Ce roman raconte l’histoire d’une femme libre de son corps et qui pense que si les hommes et le femmes avaient accès au plaisir, ils vivraient tous mieux . Cela se passe dans un village isolé au Canada à une époque indéterminée, cette femme vit en dehors de la petite ville de Kangoq entourée d’une nature habitée par des animaux sauvages qui fournissent plumes et fourrures à une petite industrie d’édredon. L’ambiance de la plumerie faite de chaleur et d’érotisme troublent les hommes et éduquent les femmes. Les femmes dignes épouses de ces hommes qui fréquentent la femme lui en veulent bien sûr mais auront-elles le courage de tuer la « plumeuse » ? Ce roman raconte aussi la misère des petites ouvrières, et évoque aussi les pauvres jeunes filles qui sont enfermées et meurent peu à peu à l’abri des regards de ceux qui ne veulent pas les voir.
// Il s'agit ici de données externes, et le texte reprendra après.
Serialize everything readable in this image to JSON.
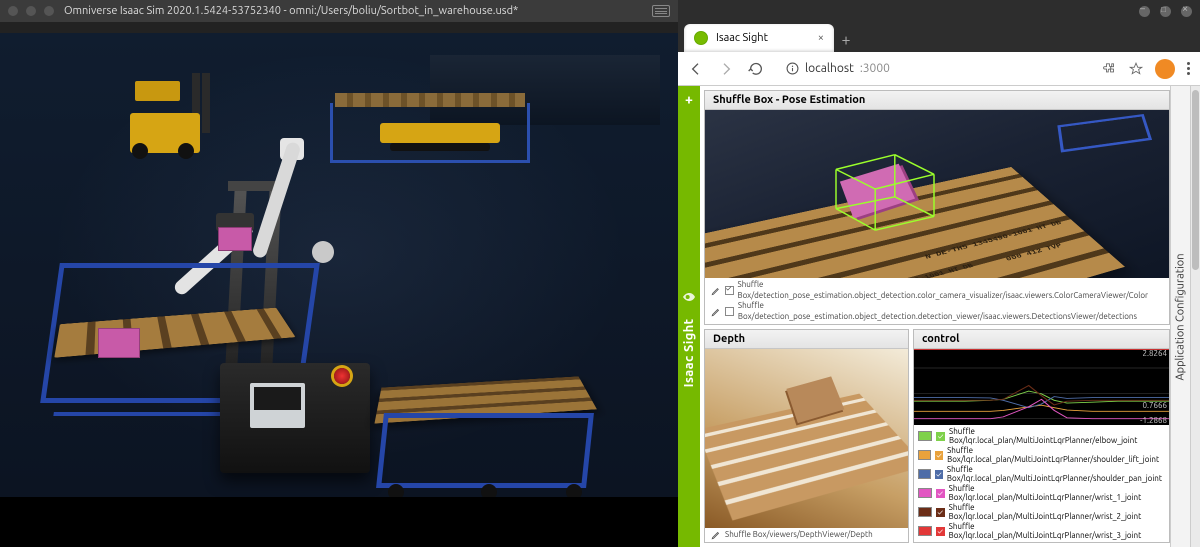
{
  "left_window": {
    "title": "Omniverse Isaac Sim 2020.1.5424-53752340 - omni:/Users/boliu/Sortbot_in_warehouse.usd*"
  },
  "browser": {
    "tab_title": "Isaac Sight",
    "url_host": "localhost",
    "url_port": ":3000"
  },
  "sight": {
    "sidebar_label": "Isaac Sight",
    "add_tooltip": "+",
    "right_sidebar_label": "Application Configuration"
  },
  "pose_panel": {
    "title": "Shuffle Box - Pose Estimation",
    "pallet_stamps": {
      "s1": "N DE-TH5\n1345490-1001\nHT DB",
      "s2": "000 412\nTVP",
      "s3": "N DE-TH5\n1345490-1001\nHT DB"
    },
    "footer": [
      {
        "checked": true,
        "path": "Shuffle Box/detection_pose_estimation.object_detection.color_camera_visualizer/isaac.viewers.ColorCameraViewer/Color"
      },
      {
        "checked": false,
        "path": "Shuffle Box/detection_pose_estimation.object_detection.detection_viewer/isaac.viewers.DetectionsViewer/detections"
      }
    ]
  },
  "depth_panel": {
    "title": "Depth",
    "footer_path": "Shuffle Box/viewers/DepthViewer/Depth"
  },
  "control_panel": {
    "title": "control",
    "yticks": {
      "top": "2.8264",
      "mid": "0.7666",
      "bot": "-1.2868"
    },
    "legend": [
      {
        "color": "#7fd14b",
        "checked": true,
        "label": "Shuffle Box/lqr.local_plan/MultiJointLqrPlanner/elbow_joint"
      },
      {
        "color": "#e9a23c",
        "checked": true,
        "label": "Shuffle Box/lqr.local_plan/MultiJointLqrPlanner/shoulder_lift_joint"
      },
      {
        "color": "#4f6da8",
        "checked": true,
        "label": "Shuffle Box/lqr.local_plan/MultiJointLqrPlanner/shoulder_pan_joint"
      },
      {
        "color": "#e256c2",
        "checked": true,
        "label": "Shuffle Box/lqr.local_plan/MultiJointLqrPlanner/wrist_1_joint"
      },
      {
        "color": "#6b2d17",
        "checked": true,
        "label": "Shuffle Box/lqr.local_plan/MultiJointLqrPlanner/wrist_2_joint"
      },
      {
        "color": "#e23838",
        "checked": true,
        "label": "Shuffle Box/lqr.local_plan/MultiJointLqrPlanner/wrist_3_joint"
      }
    ]
  },
  "chart_data": {
    "type": "line",
    "title": "control",
    "ylabel": "",
    "ylim": [
      -1.29,
      2.83
    ],
    "x": [
      0,
      0.1,
      0.2,
      0.3,
      0.35,
      0.45,
      0.5,
      0.55,
      0.6,
      0.7,
      0.8,
      0.9,
      1.0
    ],
    "series": [
      {
        "name": "elbow_joint",
        "color": "#7fd14b",
        "values": [
          0.0,
          0.0,
          0.0,
          0.05,
          0.1,
          0.55,
          0.4,
          0.05,
          -0.1,
          -0.05,
          0.0,
          0.0,
          0.0
        ]
      },
      {
        "name": "shoulder_lift_joint",
        "color": "#e9a23c",
        "values": [
          -0.55,
          -0.55,
          -0.55,
          -0.55,
          -0.5,
          -0.3,
          -0.22,
          -0.35,
          -0.48,
          -0.55,
          -0.55,
          -0.55,
          -0.55
        ]
      },
      {
        "name": "shoulder_pan_joint",
        "color": "#4f6da8",
        "values": [
          0.2,
          0.2,
          0.2,
          0.18,
          0.05,
          -0.35,
          -0.15,
          0.25,
          0.15,
          0.2,
          0.2,
          0.2,
          0.2
        ]
      },
      {
        "name": "wrist_1_joint",
        "color": "#e256c2",
        "values": [
          -0.95,
          -0.95,
          -0.95,
          -0.95,
          -0.85,
          -0.3,
          0.1,
          -0.5,
          -0.9,
          -0.95,
          -0.95,
          -0.95,
          -0.95
        ]
      },
      {
        "name": "wrist_2_joint",
        "color": "#6b2d17",
        "values": [
          0.05,
          0.05,
          0.05,
          0.05,
          0.1,
          0.85,
          0.3,
          -0.2,
          0.0,
          0.05,
          0.05,
          0.05,
          0.05
        ]
      },
      {
        "name": "wrist_3_joint",
        "color": "#e23838",
        "values": [
          2.8,
          2.8,
          2.8,
          2.8,
          2.8,
          2.8,
          2.8,
          2.8,
          2.8,
          2.8,
          2.8,
          2.8,
          2.8
        ]
      }
    ]
  }
}
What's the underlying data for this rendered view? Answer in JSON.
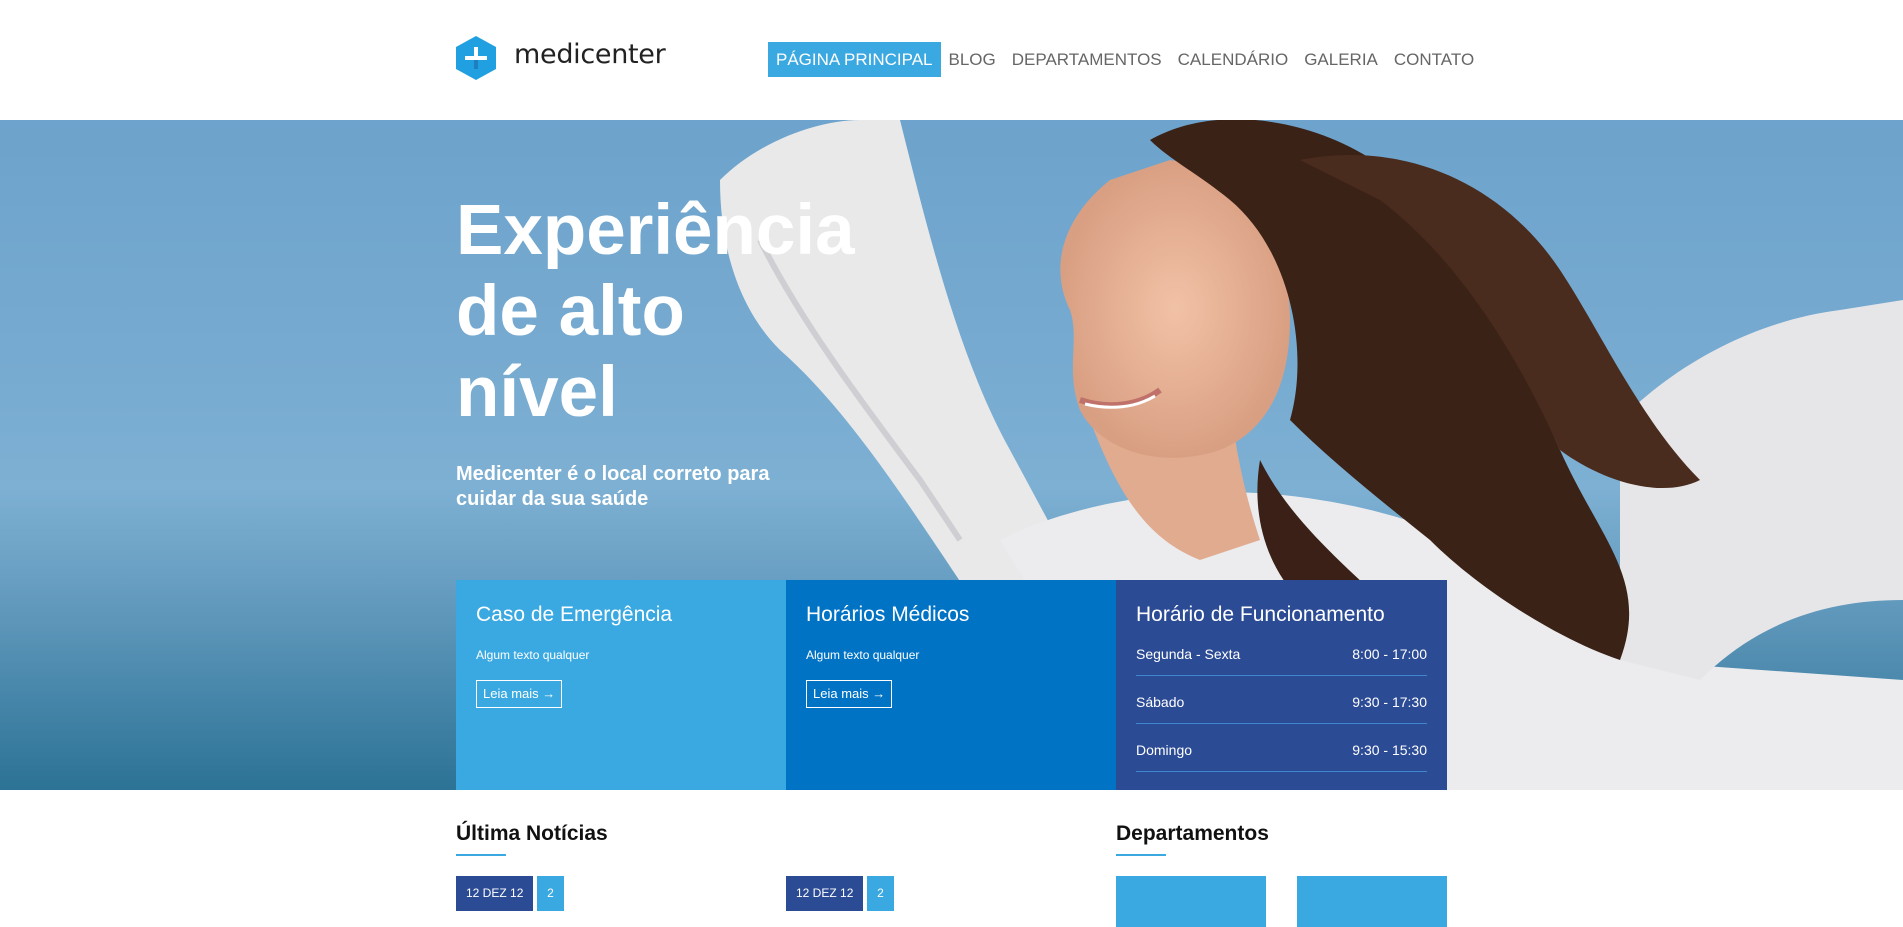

Mes réserves sur l’histoire viennent surtout de mes propres limites, rien de rationnel dans le fil narratif, on ne sait jamais qui fait quoi, je ne risque pas vous dévoiler qui a assassiné « la plumeuse » car je ne suis pas certaine d’avoir bien compris qui a fait ce geste atroce.
Mes extraits vous donneront une idée du style, si vous y êtes sensibles, n’hésitez pas car vous aimerez ce roman. Je ne peux pas vous pousser plus à choisir de lire ce roman qui est très clivant. Certains aimeront et d’autres, comme moi seront déroutées par l’absence d’informations concrètes pour tout comprendre.
Je respecte le point de vue de cette auteure : face aux duretés de la condition de vie des plus pauvres, elle a choisi de nous les faire comprendre comme dans un conte plutôt que de façon réalistes.
Ce n’est pas ce que je préfère et malgré le réel talent de cette écrivaine pour manier la langue, j’ai eu bien du mal à me retrouver dans ce récit : à vous de vous faire votre idée.
Je vais mettre à la fin des extraits un lien pour l’écouter au « Festival des grands voyageurs » elle donne des clés qui peuvent aider à la lecture.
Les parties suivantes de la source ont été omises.